I love a Brooks leather saddle – made in Smethwick for a century or more from real leather, they’re a marmite thing amongst cyclists – you ether love them or hate them. I adore them; I’ve ridden on a Brooks for tens of thousands of miles and I’ve never found anything that fits my ample arse better. 

However, some aspects of them are not great. the ‘Brooks creak’, where at an indeterminate point after breaking in, the thing squeaks noisily for 400 miles or so no matter what you do to relieve it; the sometimes middling build quality can be disappointing; but both of these pale compared to the real annoyance – poor quality tension pins.

The two metal objects above should be one piece. This bolt sits in a yoke from the saddle rails to the nose, the nut adjusting the tension of the whole thing. It rarely needs adjusting, but it takes the entire weight of my resplendent girth.
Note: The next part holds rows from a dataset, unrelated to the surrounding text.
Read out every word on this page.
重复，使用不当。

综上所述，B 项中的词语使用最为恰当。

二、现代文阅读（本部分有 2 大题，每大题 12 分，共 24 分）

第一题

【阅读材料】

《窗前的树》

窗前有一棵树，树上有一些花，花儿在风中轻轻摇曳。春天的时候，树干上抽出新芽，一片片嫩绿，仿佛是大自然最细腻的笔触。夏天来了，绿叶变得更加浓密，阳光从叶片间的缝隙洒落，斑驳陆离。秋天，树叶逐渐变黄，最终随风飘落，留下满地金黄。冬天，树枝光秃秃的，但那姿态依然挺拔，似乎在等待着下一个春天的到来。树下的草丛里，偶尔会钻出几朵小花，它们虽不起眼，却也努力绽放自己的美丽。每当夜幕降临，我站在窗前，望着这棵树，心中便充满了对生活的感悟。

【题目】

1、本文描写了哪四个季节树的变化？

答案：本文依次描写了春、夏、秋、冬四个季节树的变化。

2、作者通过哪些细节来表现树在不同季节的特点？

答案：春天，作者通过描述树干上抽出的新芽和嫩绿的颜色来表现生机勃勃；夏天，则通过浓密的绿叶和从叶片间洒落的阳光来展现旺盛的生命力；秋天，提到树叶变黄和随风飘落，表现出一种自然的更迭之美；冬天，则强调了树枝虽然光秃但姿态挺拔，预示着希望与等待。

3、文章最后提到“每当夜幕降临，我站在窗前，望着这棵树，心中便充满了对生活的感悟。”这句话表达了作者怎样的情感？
Until it fatigue-snaps on the way home. 

They are a bugger to replace, and cost a fiver a time. To snap like this (and it’s a common, longstanding moan with Brooks customers) the component is poor quality. It would be easier to fit were it threaded to the boss. The whole thing is weak and shoddy. That’s very poor for a £60 saddle.

It left me with an uncomfortable, rattly ride home and a horrid workshop job to do. 
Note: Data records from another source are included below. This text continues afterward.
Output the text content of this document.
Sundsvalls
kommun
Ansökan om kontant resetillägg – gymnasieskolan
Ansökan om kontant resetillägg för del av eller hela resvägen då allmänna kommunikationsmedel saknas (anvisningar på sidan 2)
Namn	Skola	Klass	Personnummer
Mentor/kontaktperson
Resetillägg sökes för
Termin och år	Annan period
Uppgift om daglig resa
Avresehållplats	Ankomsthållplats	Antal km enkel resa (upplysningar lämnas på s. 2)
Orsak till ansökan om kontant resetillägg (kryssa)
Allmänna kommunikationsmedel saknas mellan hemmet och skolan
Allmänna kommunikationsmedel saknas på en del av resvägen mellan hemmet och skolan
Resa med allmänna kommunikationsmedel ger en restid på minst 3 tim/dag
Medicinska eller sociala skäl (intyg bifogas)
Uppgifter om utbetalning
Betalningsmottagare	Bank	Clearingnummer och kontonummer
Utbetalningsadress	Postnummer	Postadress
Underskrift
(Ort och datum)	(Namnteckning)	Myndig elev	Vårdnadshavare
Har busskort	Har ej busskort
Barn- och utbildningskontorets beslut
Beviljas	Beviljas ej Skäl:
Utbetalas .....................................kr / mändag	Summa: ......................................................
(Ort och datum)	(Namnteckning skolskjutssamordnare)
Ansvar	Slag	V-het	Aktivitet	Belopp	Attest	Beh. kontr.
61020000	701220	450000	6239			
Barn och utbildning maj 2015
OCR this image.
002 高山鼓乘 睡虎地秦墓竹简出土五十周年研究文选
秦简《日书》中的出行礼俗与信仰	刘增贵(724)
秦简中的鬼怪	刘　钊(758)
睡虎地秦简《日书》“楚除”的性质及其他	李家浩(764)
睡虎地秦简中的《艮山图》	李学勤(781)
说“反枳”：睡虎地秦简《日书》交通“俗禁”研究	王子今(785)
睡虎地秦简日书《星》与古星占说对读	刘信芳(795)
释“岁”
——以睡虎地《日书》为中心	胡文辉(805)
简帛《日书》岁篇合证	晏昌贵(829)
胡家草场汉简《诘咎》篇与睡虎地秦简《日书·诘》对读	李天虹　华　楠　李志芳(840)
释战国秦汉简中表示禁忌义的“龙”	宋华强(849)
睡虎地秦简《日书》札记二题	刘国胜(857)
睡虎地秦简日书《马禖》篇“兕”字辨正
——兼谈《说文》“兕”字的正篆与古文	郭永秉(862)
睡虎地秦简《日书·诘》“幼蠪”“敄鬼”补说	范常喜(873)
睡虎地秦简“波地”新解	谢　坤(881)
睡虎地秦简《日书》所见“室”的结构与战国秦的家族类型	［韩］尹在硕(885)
But I still wouldn’t entrust my posterior to any other brand. 

Brooks you muppets, sort it the hell out. Please.

March 11th – A nasty graunching from the rear brake on the way home was severe enough to have me check it out as soon as I got home. Much to my shock, I found the stock, soft resin-organic brake pads in my rear calliper were just a bit worn.

Ahem.

The new sintered metal ones are at the rear, the ones I took out in front. That’s bad. Should have spotted it sooner – luckily I don’t seem to have damaged the disc.

Never take your eyes of those essential maintenance tasks, people!
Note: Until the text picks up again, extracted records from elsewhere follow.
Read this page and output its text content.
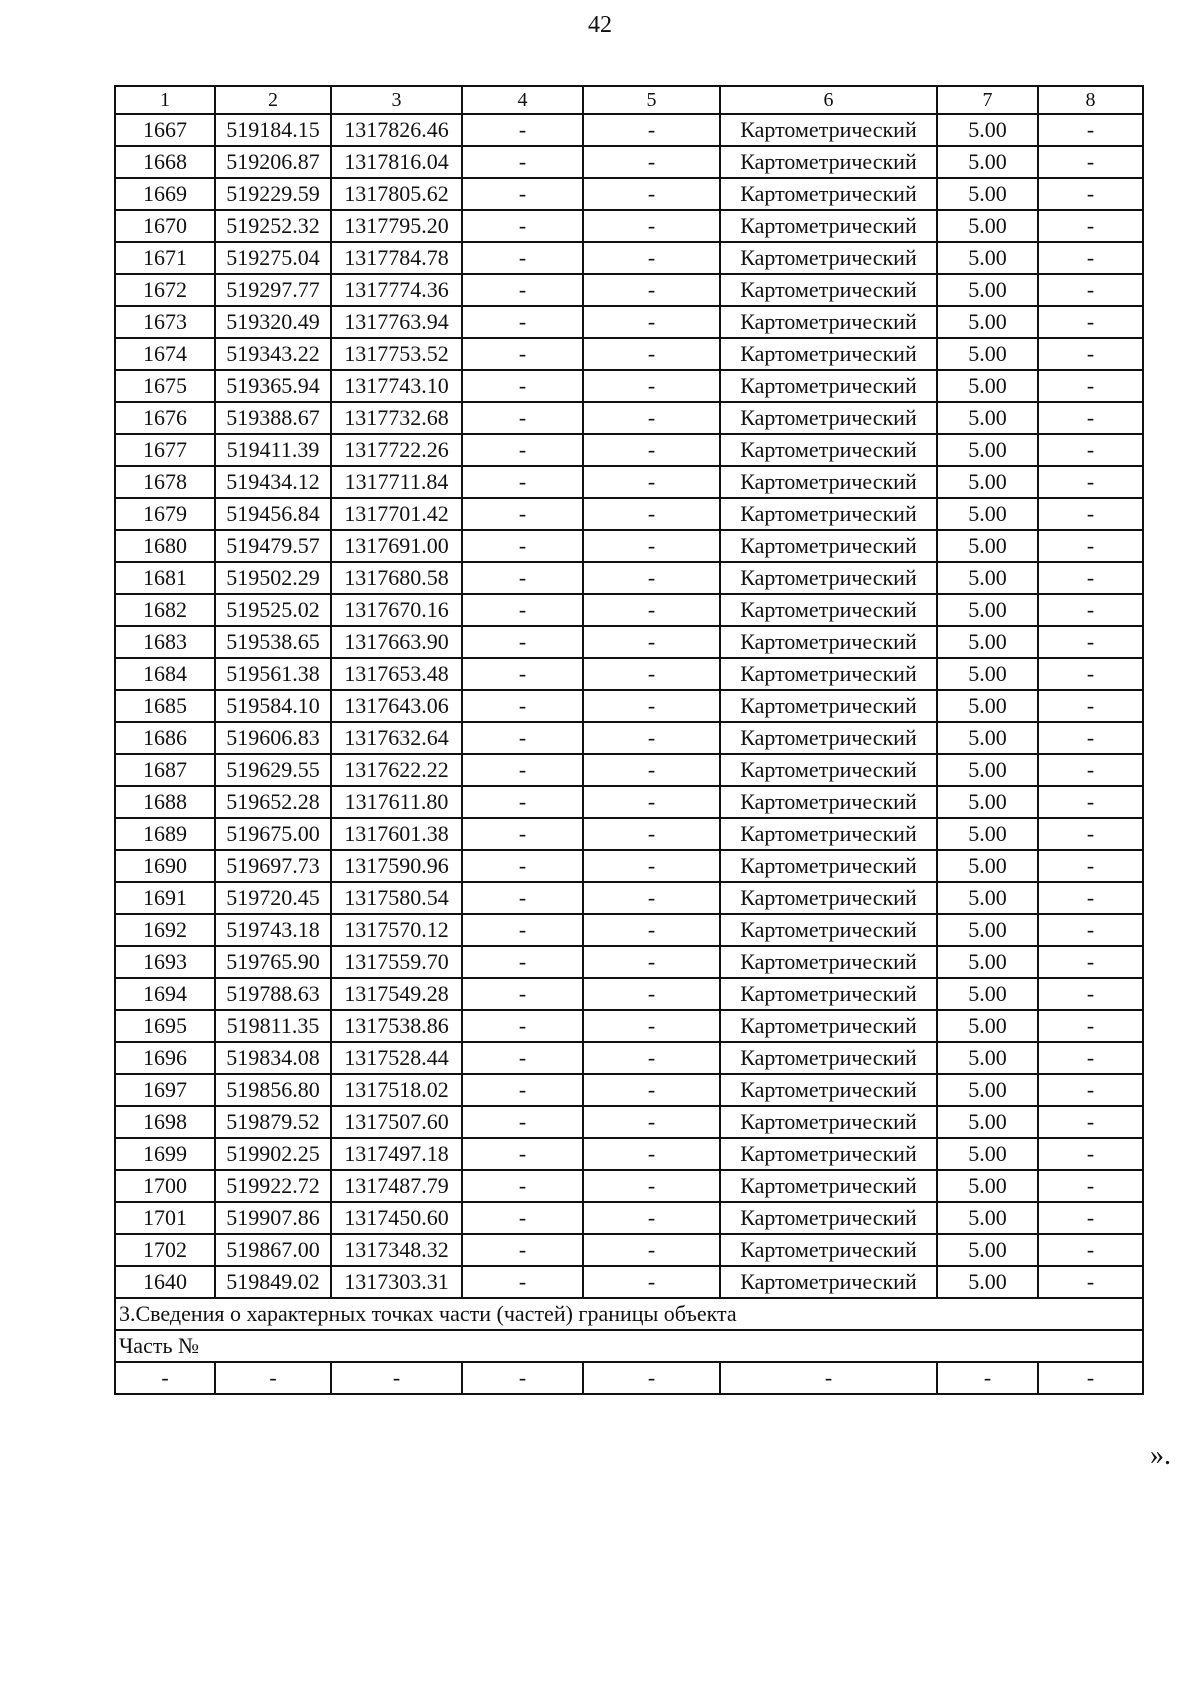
42
1	2	3	4	5	6	7	8
1667	519184.15	1317826.46	-	-	Картометрический	5.00	-
1668	519206.87	1317816.04	-	-	Картометрический	5.00	-
1669	519229.59	1317805.62	-	-	Картометрический	5.00	-
1670	519252.32	1317795.20	-	-	Картометрический	5.00	-
1671	519275.04	1317784.78	-	-	Картометрический	5.00	-
1672	519297.77	1317774.36	-	-	Картометрический	5.00	-
1673	519320.49	1317763.94	-	-	Картометрический	5.00	-
1674	519343.22	1317753.52	-	-	Картометрический	5.00	-
1675	519365.94	1317743.10	-	-	Картометрический	5.00	-
1676	519388.67	1317732.68	-	-	Картометрический	5.00	-
1677	519411.39	1317722.26	-	-	Картометрический	5.00	-
1678	519434.12	1317711.84	-	-	Картометрический	5.00	-
1679	519456.84	1317701.42	-	-	Картометрический	5.00	-
1680	519479.57	1317691.00	-	-	Картометрический	5.00	-
1681	519502.29	1317680.58	-	-	Картометрический	5.00	-
1682	519525.02	1317670.16	-	-	Картометрический	5.00	-
1683	519538.65	1317663.90	-	-	Картометрический	5.00	-
1684	519561.38	1317653.48	-	-	Картометрический	5.00	-
1685	519584.10	1317643.06	-	-	Картометрический	5.00	-
1686	519606.83	1317632.64	-	-	Картометрический	5.00	-
1687	519629.55	1317622.22	-	-	Картометрический	5.00	-
1688	519652.28	1317611.80	-	-	Картометрический	5.00	-
1689	519675.00	1317601.38	-	-	Картометрический	5.00	-
1690	519697.73	1317590.96	-	-	Картометрический	5.00	-
1691	519720.45	1317580.54	-	-	Картометрический	5.00	-
1692	519743.18	1317570.12	-	-	Картометрический	5.00	-
1693	519765.90	1317559.70	-	-	Картометрический	5.00	-
1694	519788.63	1317549.28	-	-	Картометрический	5.00	-
1695	519811.35	1317538.86	-	-	Картометрический	5.00	-
1696	519834.08	1317528.44	-	-	Картометрический	5.00	-
1697	519856.80	1317518.02	-	-	Картометрический	5.00	-
1698	519879.52	1317507.60	-	-	Картометрический	5.00	-
1699	519902.25	1317497.18	-	-	Картометрический	5.00	-
1700	519922.72	1317487.79	-	-	Картометрический	5.00	-
1701	519907.86	1317450.60	-	-	Картометрический	5.00	-
1702	519867.00	1317348.32	-	-	Картометрический	5.00	-
1640	519849.02	1317303.31	-	-	Картометрический	5.00	-
3.Сведения о характерных точках части (частей) границы объекта							
Часть №							
-	-	-	-	-	-	-	-
».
January 25th – There’s been a bit of a running debate lately amongst friends and family about just how much one should clean a bike in winter. I must admit, I’m from the ‘Only clean when the crud is ~25% of the total weight of the bike’ school, but others differ.

Visiting a client this afternoon, I checked out the bikes parked in their bike rack. This clearly well-used semi-hybrid has a fairly clean, well-lubed chain, but oh – the caked mud on that front mech is crossing a line.

That thing really needs some mudguards – all the mud from the back wheel that isn’t doing a skunk-strip on the rider’s jacket is being dumped on the chain and front mech.

January 16th – Another bitterly cold, but generally bright day, so I headed to Hints, Weeford and Shenstone to best enjoy the it. I’d finally got the ice tyres on, so felt confident (literally) breaking the ice and riding through the slush and frozen puddles.

The landscape looked wonderful again, but it was also good to see even more  fungus near Hints – on the same large, felled log, yellow jelly fungus and ascocoryne – and perfect specimens too.

This sudden cold snap has been so much what I’ve been wanting and hoping for..

November 26th – Spotted in a works bike rack, this fine steed. A very decent bike, with very curious panniers on the front of the crossbar. They seem to be holding cells for the front light, but I must confess I don’t understand how they’re comfortable to ride with. If those were on my bike, I’d keep banging them with my knees.

Still, bikes are very individual and we all have different solutions for luggage and general carrying needs. Studying other people’s bikes is endlessly fascinating.